How anisotropy beats fractality in two-dimensional on-lattice DLA growth

TL;DR

This study reveals that two-dimensional lattice DLA clusters grow anisotropically with a dominant axis, leading to a deterministic one-dimensional scaling limit, while maintaining a non-trivial fractal structure due to fluctuations around this backbone.

Contribution

It demonstrates that anisotropy dominates DLA growth on a lattice, challenging the traditional fractal perspective and highlighting the importance of fluctuations in the cluster structure.

Findings

DLA clusters grow fastest along the axes.

The scaling limit is deterministic and one-dimensional.

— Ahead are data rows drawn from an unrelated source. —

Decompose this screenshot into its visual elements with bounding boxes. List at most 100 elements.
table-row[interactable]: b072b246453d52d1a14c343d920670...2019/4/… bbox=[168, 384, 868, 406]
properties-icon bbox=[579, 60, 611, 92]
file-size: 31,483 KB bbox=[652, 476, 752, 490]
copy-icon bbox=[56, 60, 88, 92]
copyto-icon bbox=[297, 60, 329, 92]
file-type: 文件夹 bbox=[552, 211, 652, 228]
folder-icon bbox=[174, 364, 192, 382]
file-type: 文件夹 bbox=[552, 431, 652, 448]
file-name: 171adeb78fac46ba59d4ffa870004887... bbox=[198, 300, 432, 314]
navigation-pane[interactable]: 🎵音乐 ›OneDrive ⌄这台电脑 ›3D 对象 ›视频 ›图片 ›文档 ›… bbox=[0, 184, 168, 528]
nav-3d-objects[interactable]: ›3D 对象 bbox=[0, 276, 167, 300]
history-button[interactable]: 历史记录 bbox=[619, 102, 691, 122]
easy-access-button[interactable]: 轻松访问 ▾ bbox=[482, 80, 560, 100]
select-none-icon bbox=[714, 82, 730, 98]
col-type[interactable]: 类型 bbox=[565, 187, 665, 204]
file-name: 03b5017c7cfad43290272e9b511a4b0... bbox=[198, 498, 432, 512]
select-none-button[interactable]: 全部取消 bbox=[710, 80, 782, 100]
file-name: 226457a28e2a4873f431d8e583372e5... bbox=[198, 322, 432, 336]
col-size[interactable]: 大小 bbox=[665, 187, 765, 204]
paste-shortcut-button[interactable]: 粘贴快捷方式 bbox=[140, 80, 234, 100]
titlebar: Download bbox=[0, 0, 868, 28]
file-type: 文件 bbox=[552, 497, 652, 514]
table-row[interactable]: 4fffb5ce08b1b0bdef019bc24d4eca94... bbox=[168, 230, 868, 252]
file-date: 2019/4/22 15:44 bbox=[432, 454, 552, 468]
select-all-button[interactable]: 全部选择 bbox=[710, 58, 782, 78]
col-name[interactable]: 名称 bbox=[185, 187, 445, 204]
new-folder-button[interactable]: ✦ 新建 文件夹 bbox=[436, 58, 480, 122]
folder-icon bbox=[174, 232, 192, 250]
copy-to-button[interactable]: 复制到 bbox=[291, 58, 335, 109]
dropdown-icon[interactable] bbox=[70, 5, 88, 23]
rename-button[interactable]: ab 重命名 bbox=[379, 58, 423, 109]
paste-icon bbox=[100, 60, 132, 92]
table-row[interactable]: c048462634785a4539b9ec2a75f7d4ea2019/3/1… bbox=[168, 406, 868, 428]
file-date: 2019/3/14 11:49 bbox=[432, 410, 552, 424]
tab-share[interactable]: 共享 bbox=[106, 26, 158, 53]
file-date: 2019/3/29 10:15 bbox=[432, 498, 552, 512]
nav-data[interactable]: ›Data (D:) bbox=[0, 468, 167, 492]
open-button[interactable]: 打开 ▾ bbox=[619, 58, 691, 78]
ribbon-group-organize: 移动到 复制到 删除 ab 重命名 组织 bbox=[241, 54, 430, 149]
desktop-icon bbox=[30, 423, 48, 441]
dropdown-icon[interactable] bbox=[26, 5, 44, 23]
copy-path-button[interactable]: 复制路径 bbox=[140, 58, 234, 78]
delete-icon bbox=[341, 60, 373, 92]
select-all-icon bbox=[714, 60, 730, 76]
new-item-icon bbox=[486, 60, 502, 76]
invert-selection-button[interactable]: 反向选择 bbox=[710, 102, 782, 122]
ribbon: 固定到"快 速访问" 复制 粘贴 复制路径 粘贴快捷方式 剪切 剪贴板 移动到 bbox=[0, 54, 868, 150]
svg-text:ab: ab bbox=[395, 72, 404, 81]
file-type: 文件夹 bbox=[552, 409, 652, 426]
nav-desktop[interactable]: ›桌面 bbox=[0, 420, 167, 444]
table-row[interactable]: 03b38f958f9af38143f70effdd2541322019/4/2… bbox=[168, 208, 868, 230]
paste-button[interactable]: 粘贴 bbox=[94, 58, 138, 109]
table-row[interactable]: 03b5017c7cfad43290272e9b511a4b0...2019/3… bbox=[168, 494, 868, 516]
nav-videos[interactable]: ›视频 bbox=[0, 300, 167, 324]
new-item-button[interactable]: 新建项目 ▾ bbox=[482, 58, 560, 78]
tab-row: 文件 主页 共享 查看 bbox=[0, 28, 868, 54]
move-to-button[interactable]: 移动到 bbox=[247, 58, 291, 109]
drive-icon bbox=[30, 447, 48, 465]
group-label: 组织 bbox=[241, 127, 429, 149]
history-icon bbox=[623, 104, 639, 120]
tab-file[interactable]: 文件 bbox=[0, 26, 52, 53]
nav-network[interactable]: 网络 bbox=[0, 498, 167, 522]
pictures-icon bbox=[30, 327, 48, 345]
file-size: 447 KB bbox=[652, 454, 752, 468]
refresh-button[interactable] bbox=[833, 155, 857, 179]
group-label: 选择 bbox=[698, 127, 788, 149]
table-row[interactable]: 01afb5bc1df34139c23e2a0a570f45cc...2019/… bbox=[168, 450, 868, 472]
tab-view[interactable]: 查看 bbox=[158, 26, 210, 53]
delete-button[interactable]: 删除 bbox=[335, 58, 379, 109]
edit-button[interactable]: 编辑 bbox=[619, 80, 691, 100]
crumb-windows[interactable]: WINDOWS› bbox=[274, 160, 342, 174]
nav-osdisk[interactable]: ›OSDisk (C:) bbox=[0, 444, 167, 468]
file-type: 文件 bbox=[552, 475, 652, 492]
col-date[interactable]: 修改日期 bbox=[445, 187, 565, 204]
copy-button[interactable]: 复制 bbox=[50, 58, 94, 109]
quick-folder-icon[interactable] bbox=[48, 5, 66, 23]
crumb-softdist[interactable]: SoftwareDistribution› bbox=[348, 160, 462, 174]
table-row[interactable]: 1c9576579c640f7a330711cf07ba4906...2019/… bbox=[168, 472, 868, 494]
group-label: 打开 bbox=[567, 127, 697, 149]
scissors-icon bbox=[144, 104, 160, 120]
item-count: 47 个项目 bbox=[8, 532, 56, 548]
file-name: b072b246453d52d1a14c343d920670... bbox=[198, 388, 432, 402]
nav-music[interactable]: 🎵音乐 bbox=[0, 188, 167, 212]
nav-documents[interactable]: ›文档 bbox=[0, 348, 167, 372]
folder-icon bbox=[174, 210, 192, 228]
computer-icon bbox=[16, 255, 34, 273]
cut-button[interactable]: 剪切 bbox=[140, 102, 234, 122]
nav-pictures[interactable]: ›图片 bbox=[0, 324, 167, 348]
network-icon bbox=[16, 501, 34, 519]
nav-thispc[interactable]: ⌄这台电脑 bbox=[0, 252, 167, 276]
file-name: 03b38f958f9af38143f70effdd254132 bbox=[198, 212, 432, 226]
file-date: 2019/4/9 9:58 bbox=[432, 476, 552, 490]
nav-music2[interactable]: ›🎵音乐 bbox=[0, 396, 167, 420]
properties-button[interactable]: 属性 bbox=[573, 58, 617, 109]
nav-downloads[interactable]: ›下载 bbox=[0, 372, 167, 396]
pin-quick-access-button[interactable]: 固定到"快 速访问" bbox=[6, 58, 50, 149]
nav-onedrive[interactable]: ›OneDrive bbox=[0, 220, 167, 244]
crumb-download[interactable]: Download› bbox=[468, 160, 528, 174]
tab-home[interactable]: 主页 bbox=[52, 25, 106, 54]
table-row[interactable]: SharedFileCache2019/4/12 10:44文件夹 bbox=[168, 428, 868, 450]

The cluster retains a non-trivial fractal dimension.

Abstract

We study the fractal structure of Diffusion-Limited Aggregation (DLA) clusters on the square lattice by extensive numerical simulations (with clusters having up to $10^8$ particles). We observe that DLA clusters undergo strongly anisotropic growth, with the maximal growth rate along the axes. The naive scaling limit of a DLA cluster by its diameter is thus deterministic and one-dimensional. At the same time, on all scales from the particle size to the size of the entire cluster it has non-trivial box-counting fractal dimension which corresponds to the overall growth rate which, in turn, is smaller than the growth rate along the axes. This suggests that the fractal nature of the lattice DLA should be understood in terms of fluctuations around one-dimensional backbone of the cluster.